Wednesday, 10 May 2017

9-5-2017 RONDA, ANDALUSIA - EURASIAN WREN (Troglodytes troglodytes)


The Eurasian wren (Troglodytes troglodytes) or northern wren is a very small insectivorous bird, and the only member of the wren family Troglodytidae found in Eurasia and Africa (Maghreb). In Anglophone Europe, it is commonly known simply as the wren. It has a very short tail which is often held erect, a short neck and a relatively long thin bill. It is russet brown above, paler buff-brown below and has a cream buff supercilium. The sexes are alike.


The species was once lumped with Troglodytes hiemalis of eastern North America and Troglodytes pacificus of western North America as the winter wren. The Eurasian wren occurs in Europe and across the Palearctic – including a belt of Asia from northern Iran and Afghanistan across to Japan. It is migratory in only the northern parts of its range. It is also highly polygynous, an unusual mating system for passerines.


The Eurasian wren was described by the Swedish naturalist Carl Linnaeus in 1758 in the tenth edition of his Systema Naturae under the binomial name Motacilla troglodytes. The specific epithet is from the Ancient Greek trōglodutēs meaning "cave-dweller". In 1555 the German naturalist Conrad Gessner had used the Latin name Passer troglodyte for the Eurasian wren in his Historiae animalium. The species is now placed in the genus Troglodytes that was introduced by the French ornithologist Louis Pierre Vieillot in 1809.

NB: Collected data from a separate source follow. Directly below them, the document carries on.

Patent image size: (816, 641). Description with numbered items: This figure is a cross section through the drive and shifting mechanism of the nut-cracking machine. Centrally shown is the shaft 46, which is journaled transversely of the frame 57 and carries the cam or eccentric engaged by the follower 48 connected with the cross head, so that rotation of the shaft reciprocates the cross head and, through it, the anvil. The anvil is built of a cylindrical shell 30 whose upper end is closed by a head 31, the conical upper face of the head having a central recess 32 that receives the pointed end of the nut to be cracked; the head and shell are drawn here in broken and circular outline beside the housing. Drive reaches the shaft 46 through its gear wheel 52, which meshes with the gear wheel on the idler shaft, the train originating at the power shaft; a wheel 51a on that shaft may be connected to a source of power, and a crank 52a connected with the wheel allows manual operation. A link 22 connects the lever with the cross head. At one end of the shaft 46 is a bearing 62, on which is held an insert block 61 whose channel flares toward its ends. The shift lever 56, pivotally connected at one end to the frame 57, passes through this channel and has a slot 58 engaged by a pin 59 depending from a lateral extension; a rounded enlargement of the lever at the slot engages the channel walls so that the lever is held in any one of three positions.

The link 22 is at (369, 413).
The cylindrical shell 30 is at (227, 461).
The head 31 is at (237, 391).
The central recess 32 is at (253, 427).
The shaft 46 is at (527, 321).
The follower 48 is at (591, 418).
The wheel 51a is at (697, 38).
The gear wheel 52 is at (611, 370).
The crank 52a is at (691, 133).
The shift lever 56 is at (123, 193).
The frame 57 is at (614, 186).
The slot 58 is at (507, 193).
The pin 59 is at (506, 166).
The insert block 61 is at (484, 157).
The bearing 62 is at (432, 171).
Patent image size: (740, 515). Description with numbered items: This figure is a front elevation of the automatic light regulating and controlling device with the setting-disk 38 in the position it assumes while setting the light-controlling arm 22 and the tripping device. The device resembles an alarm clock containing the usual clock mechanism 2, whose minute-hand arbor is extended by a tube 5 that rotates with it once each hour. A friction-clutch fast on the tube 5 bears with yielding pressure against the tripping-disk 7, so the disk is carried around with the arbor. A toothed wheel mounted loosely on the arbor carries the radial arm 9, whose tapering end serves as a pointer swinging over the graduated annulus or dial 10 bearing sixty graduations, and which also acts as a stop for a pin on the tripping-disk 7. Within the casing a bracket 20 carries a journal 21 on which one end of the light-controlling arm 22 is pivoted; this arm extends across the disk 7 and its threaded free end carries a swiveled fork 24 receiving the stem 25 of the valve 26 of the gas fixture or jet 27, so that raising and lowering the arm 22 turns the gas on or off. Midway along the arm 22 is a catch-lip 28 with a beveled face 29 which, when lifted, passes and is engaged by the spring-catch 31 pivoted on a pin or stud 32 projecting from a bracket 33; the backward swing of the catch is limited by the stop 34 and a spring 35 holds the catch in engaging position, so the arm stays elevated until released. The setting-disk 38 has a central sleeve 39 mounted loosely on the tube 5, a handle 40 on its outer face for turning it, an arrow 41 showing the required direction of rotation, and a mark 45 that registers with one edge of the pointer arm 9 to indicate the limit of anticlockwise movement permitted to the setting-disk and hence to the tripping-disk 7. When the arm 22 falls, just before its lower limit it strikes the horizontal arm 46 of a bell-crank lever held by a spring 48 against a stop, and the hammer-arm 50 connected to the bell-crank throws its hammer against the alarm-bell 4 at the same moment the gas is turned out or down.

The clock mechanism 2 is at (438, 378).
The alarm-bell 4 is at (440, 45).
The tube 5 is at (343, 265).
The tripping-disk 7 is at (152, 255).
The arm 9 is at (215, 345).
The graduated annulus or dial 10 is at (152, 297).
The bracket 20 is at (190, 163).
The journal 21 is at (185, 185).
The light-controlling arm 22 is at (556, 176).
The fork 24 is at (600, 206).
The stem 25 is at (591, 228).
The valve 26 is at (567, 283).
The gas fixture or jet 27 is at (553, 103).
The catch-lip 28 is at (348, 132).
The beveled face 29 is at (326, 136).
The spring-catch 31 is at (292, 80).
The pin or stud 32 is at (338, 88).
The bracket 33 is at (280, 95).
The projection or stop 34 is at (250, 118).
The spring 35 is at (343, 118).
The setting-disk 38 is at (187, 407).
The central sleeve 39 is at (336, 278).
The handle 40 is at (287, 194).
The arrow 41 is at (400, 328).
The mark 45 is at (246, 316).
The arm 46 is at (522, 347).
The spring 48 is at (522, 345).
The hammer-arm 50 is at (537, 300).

The Eurasian wren was formerly considered conspecific with two North American species: the winter wren (Troglodytes hiemalis) and the Pacific wren (Troglodytes pacificus). Some ornithologists place the Eurasian wren, the winter wren and the Pacific wren in a separate genus Nannus that was introduced by the Swedish naturalist Gustaf Johan Billberg in 1828 with the Eurasian wren as the type species.


Common but inconspicuous in woodland habitats with dense undergrowth, gardens, farmland hedgerows, heathland and coastal cliffs. It usually sings from a fairly exposed perch, but on other occasions it behaves like a mouse, moving between the brambles and undergrowth. It is easily identified by its small size, brown plumage, and the habit of keeping its tail elevated. It is heard more frequently than it is seen. The song is powerful and lively with a diverse series of repeating trills and chirps.